Joint leads JP Morgan and Morgan Stanley launched the deal as a minimum of $500m but increased it to $750m on the back of a $1.1bn book.
Doris Herrera-Pol, head of the World Bank's capital market operations, described the deal as a once in a decade opportunity.
“This is a special deal for us,” she said. “It took more than a decade to again see a confluence of factors making a long global bond proposal one that we were able to entertain. For the first time in many years we were able to offer a 30 year where there would be demand from many parts of the world.”
A key objective of the issue was to broaden the World Bank's investor base. The main supra/sovereign bond buyers in recent years have been the Asian central banks.
The target audience here was money managers, life insurance companies and pension funds, mainly in the US, although there was also strong interest from Europe (35%) and Asia (15%).

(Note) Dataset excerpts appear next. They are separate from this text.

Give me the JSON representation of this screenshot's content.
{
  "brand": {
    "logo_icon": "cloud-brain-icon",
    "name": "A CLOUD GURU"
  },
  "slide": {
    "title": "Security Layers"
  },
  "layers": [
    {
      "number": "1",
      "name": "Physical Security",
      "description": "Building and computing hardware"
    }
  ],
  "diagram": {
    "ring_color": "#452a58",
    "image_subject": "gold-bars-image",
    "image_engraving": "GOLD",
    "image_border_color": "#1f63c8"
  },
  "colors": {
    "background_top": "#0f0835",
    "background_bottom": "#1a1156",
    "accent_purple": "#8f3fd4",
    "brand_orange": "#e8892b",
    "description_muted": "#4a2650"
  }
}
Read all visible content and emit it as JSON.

While several accounts involved bought the issue for their interest rate portfolios, most US demand was from investors who normally buy credit product and were seeking to diversify out of super-tight credit into high quality triple-A alternatives.
Fund managers took 40% of the bonds, pension funds and life companies 25%, banks and retail intermediaries 20% and central banks and official institutions 15%.

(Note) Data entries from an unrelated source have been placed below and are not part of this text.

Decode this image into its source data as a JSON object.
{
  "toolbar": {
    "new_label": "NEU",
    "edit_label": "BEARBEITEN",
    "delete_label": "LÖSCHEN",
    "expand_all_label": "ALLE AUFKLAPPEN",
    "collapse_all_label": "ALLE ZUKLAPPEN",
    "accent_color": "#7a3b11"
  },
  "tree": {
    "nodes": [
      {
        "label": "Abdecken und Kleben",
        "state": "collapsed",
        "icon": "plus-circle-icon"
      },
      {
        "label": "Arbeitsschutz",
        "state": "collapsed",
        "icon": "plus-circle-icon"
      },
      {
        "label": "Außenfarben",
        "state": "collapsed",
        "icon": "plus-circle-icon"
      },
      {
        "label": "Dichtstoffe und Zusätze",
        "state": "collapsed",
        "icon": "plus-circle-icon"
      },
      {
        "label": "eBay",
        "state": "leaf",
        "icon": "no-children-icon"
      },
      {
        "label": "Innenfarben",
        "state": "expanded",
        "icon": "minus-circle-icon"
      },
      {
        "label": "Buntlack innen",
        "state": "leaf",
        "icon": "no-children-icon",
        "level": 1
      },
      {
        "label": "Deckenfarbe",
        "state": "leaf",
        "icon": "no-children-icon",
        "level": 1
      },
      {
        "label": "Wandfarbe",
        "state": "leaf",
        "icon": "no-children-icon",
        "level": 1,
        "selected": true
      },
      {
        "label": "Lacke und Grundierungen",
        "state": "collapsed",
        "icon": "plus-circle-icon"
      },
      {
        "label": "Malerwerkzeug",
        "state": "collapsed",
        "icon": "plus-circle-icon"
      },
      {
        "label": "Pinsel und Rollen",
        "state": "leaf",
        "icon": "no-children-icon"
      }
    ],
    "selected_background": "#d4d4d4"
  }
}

That the World Bank was able to sell 50% of its bond in the US is remarkable, since it was priced some 20p through US agencies and 50bp or more through triple-A corporate bonds.
Fannie Mae's November 2030s, for example, were bid at around Libor plus 4.5bp and the Freddie Mac July 2032s at plus 0.5bp. The World Bank priced at Treasuries plus 22bp, equivalent to Libor less 16bp.
The issue is slightly more expensive than the World Bank's 10 year funding of about minus 28bp, but it has captured longer duration.
One market observer questioned why the borrower would pay so much more to raise 30 year funds in the public market when it issue 30 year structured product at 30bp or 35bp through Libor.
Some eyebrows were raised at the timing, just before the Federal Open Market Committee meeting on Wednesday.
But John Lee-Tin, vice president at JP Morgan in London, said: “No-one expected any surprises from the Fed and, as it turned out, it is a slower issuance week so the bank has had an even greater opportunity to get a lot of spotlight attention.
“The only thing on the radar screen is the non-farm payroll figure on Friday but it was not really a concern.”
For the issuer, part of the appeal was that long yields are still low by historical standards. Anneke de Boer, head of frequent borrower origination at Morgan Stanley in London, even claimed the issue had the lowest ever yield for a 30 year benchmark offering by any borrower in history, including the US Treasury.
“This is a remarkable feat that reflects the quality of the World Bank name in the capital markets,” she said.
Several bankers were disappointed that the deal could not be increased to $1bn to establish a “proper” benchmark.
However, Herrera-Pol said the World Bank was not size-hungry: “If we can offer a smaller bond while satisfying investor demand and expectations in terms of liquidity and performance, that is fine for us.”
But the bank may well issue another global bond if the opportunity arises. Its funding requirement this year is $12bn-$15bn and, according to Herrera-Pol, halfway through its fiscal year, borrowing is on target. “However, if we were to see opportunities that presented the same high strategic value,” she said, “we might go ahead, regardless of the fiscal year.”